Jakarta –
Pemuka agama Miftah Miftah Maulana Habiburahman alias Ghus Miftah mengundurkan diri sebagai Utusan Khusus Presiden. Belakangan ini, Gus Miftah cukup sering terlihat di hadapan publik.
Setelah menghina dan mengejek penjual es teh bernama Sunhaji, kini viral jejak digital yang dianggap menghina penyanyi Gus Miftah Yati Pesek. Ucapan Gus Miftah dalam rekaman VOA menuai kecaman dari warganet.
Gus Miftah berkata dalam video viralnya, “Kulo Niku Bude Yati, terima kasih sudah cantik. Nek ayu dadi lont* ke iki (bersyukur Bude Yati jelek, kalau saja dia cantik*).”
iklan
Gulir untuk melanjutkan konten.
Yati Pesek pun menanggapi ucapan Gus Miftah. Penyanyi itu menyebut ucapan Gus Miftah tidak pantas. Yati selanjutnya mendaratkan Gus Mifta yang bukan merupakan Ustazm Qiyaim.
“Kenapa kamu sekarang bicara seperti itu? Syukurlah Gus, kamu tidak ada di sini sekarang seperti Ustaz atau Kia,” jawab Yati dalam bahasa Jawa.
Terkait permasalahan tersebut, psikolog klinis Anastasia Sari Dewey menekankan pada konteks kata-kata yang tergolong bercanda. Tentu saja dalam konteks itu harus ada kesepakatan antara kedua arah. Artinya, konteks tersebut bukan hanya datang dari satu pihak saja yang menganggapnya sebagai lelucon.
Hal ini terlihat dari bagaimana seseorang bereaksi terhadap perlakuan dari lawan bicaranya.
“Lelucon adalah ketika kedua orang menganggapnya lucu, ketika keduanya tertawa, dan itu dilakukan antara orang-orang yang memiliki hubungan baik, namun jika mereka tidak saling mengenal atau menggunakan kata-kata yang jelas-jelas mengandung makna negatif, maka itu termasuk perundungan, intimidasi.” di detikcom Kamis (5/12/2024) jelas Sari saat dihubungi.
Sementara dalam uraian Gus Miftah tentang percakapannya dengan penjual es teh, reaksi pedagang justru sebaliknya.
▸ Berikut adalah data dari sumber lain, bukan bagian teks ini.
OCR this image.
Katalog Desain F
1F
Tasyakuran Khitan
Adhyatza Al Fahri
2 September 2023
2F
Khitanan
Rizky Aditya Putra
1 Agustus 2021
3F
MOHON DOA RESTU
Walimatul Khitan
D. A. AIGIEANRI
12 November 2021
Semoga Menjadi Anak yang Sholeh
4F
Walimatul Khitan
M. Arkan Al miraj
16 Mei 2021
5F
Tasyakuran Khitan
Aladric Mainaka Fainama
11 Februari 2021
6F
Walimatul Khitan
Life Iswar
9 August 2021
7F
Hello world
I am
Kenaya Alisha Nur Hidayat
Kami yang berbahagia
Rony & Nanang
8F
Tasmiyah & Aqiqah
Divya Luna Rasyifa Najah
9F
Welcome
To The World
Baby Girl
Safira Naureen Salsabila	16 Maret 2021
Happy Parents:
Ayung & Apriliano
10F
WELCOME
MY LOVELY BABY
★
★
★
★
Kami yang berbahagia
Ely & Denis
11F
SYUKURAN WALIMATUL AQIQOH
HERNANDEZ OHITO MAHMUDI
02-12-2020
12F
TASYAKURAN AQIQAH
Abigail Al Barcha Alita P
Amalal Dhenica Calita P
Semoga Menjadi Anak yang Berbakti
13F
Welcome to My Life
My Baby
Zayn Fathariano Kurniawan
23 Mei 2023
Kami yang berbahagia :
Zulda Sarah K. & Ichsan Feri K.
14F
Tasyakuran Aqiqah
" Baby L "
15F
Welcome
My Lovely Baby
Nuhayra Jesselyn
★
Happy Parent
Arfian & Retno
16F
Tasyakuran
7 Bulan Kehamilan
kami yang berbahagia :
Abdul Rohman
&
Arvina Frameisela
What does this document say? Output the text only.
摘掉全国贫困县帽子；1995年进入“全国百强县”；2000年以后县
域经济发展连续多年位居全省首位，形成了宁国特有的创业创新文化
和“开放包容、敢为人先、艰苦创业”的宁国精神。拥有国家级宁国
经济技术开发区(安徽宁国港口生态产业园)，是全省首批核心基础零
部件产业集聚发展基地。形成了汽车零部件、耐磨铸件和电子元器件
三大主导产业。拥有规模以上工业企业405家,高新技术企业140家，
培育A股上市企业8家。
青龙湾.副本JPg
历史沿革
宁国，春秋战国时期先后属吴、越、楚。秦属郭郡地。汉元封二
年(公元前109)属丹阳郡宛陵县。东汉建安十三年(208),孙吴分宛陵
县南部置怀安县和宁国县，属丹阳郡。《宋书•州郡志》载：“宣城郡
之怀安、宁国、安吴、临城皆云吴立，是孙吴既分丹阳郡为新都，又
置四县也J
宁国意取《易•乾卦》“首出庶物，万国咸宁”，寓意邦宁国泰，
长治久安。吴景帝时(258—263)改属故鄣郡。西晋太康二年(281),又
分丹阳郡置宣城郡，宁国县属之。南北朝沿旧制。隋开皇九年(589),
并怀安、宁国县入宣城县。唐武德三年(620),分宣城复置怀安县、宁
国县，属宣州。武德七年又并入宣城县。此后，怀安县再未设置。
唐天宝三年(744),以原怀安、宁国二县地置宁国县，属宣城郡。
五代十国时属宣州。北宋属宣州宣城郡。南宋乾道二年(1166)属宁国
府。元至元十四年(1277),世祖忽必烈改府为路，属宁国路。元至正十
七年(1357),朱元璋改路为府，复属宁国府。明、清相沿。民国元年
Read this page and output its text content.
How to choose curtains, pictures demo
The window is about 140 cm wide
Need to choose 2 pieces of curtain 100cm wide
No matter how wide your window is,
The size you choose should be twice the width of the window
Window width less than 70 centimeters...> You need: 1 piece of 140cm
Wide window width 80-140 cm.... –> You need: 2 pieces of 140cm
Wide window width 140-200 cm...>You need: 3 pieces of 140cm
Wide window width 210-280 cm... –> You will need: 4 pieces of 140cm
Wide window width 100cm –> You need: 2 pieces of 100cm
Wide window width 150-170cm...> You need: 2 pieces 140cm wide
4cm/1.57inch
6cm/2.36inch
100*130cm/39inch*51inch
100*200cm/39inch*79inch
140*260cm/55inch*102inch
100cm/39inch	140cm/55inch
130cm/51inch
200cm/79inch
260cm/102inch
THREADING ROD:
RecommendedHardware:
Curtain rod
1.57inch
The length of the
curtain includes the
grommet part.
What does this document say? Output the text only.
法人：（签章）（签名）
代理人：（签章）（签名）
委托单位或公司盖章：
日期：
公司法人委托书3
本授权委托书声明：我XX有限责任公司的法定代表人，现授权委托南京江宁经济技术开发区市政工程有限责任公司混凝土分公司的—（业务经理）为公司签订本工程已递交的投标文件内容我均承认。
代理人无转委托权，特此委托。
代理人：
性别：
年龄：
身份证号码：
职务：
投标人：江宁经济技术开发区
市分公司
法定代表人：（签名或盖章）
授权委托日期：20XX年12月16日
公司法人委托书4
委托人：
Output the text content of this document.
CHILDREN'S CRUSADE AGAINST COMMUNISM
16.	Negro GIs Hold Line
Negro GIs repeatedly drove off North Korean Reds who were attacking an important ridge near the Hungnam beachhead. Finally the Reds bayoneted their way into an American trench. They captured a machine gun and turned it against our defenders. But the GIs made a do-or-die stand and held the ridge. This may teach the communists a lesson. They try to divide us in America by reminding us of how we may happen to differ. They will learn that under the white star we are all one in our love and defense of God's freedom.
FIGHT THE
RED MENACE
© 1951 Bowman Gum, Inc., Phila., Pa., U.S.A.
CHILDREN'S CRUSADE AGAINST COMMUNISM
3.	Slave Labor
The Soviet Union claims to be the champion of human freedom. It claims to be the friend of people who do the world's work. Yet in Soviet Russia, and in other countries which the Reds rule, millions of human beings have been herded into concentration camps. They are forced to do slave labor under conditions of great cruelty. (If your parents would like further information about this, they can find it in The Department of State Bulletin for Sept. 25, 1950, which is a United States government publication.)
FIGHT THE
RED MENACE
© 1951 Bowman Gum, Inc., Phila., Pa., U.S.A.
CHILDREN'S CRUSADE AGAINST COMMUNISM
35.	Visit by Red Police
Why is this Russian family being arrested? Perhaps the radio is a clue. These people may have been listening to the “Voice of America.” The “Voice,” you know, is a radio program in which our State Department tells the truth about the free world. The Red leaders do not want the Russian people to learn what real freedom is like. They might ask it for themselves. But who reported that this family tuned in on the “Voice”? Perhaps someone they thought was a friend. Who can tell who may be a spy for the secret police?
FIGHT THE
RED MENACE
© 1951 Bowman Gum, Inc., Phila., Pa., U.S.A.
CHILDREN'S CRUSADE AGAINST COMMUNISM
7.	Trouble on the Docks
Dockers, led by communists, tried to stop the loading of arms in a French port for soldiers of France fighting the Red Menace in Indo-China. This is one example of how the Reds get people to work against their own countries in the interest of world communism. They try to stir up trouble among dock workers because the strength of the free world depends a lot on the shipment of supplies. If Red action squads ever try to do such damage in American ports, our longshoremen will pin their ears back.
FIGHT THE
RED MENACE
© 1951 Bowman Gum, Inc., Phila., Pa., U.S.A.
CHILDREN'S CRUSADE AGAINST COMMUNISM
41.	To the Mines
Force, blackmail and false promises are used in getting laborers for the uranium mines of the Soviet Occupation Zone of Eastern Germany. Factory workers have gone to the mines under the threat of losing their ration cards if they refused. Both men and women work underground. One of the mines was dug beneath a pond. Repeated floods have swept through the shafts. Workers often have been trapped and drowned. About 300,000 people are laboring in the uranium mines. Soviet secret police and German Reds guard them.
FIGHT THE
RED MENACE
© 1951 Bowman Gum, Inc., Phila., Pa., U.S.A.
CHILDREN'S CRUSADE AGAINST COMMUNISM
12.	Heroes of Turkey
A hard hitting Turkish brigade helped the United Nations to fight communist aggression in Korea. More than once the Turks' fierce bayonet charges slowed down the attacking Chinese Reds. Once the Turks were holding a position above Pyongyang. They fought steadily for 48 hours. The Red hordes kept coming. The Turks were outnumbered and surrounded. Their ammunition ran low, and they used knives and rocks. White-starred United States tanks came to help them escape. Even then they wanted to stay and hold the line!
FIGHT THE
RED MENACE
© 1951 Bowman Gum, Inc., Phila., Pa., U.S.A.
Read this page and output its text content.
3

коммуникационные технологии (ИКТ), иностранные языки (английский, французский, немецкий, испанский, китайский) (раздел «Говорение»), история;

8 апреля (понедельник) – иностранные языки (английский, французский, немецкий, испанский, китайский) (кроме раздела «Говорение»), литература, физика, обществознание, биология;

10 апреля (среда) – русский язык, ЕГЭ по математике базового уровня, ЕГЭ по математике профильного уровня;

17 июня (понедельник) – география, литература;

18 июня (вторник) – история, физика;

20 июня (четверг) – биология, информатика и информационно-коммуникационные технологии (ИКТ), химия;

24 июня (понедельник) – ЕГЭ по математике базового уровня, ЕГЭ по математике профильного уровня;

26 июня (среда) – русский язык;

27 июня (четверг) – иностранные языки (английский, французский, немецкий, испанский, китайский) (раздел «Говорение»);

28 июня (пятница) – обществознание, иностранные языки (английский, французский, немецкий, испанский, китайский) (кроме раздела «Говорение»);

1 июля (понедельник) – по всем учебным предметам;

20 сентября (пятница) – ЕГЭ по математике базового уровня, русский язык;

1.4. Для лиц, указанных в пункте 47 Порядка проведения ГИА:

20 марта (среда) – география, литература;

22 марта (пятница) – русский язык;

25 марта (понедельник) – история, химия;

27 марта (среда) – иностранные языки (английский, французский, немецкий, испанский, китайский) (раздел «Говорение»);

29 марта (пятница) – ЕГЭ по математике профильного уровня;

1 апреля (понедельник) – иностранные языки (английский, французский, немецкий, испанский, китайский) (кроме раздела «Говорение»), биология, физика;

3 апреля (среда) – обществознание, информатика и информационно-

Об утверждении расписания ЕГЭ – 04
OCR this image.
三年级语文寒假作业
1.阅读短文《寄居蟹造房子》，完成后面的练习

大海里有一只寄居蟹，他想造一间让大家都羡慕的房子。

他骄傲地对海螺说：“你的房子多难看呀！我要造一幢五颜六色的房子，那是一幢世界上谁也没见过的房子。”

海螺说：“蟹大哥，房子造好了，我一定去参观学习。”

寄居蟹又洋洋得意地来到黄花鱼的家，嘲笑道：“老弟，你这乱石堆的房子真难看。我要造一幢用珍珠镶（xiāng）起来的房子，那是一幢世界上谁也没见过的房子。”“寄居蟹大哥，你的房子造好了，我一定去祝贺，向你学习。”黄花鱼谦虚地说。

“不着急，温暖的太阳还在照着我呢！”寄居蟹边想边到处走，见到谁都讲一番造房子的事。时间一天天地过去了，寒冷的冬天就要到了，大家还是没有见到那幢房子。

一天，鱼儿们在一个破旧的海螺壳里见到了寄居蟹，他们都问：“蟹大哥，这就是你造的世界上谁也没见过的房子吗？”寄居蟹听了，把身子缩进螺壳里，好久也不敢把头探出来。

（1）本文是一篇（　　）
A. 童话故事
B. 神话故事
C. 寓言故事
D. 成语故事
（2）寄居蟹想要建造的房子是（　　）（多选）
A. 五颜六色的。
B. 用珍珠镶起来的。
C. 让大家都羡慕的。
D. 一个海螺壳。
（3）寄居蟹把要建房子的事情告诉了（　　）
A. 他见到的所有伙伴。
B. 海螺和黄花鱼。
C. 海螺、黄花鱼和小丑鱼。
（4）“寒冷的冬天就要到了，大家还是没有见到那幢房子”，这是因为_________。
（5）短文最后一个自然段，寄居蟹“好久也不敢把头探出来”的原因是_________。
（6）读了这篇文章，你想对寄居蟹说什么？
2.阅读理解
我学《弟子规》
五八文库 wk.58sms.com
Bukan tawa seperti yang menimpa Gus Miftah dan rekan-rekannya.
“Tentunya berkonotasi negatif, berubah menjadi bullying, bullying, sudah tidak lucu lagi, apalagi dikelilingi orang-orang yang tertawa bersamanya, (penjual es teh) tidak terlihat dari ekspresinya. Tertawa, dia tidak menunjukkan kenikmatan dalam apa yang dia katakan.”
Sari juga menyoroti konteks humor pada fase 'panggang'. Secara profesional, sebelum menjalankan tugas ini juga perlu adanya komunikasi antar keduanya agar proses memasak berjalan lancar dan tidak saling merugikan. Hal ini umumnya dinyatakan dalam kontrak kerja.
“Roasting itu berdasarkan musyawarah, mana topik yang boleh dan mana yang tidak boleh, itu sensitif, biar bisa bahagia. Tapi kalau tidak suka sama suka, tiba-tiba di tempat umum, yang satu ketawa, yang lain ketawa. bukan ketawa, bukan sekedar candaan,” tutupnya.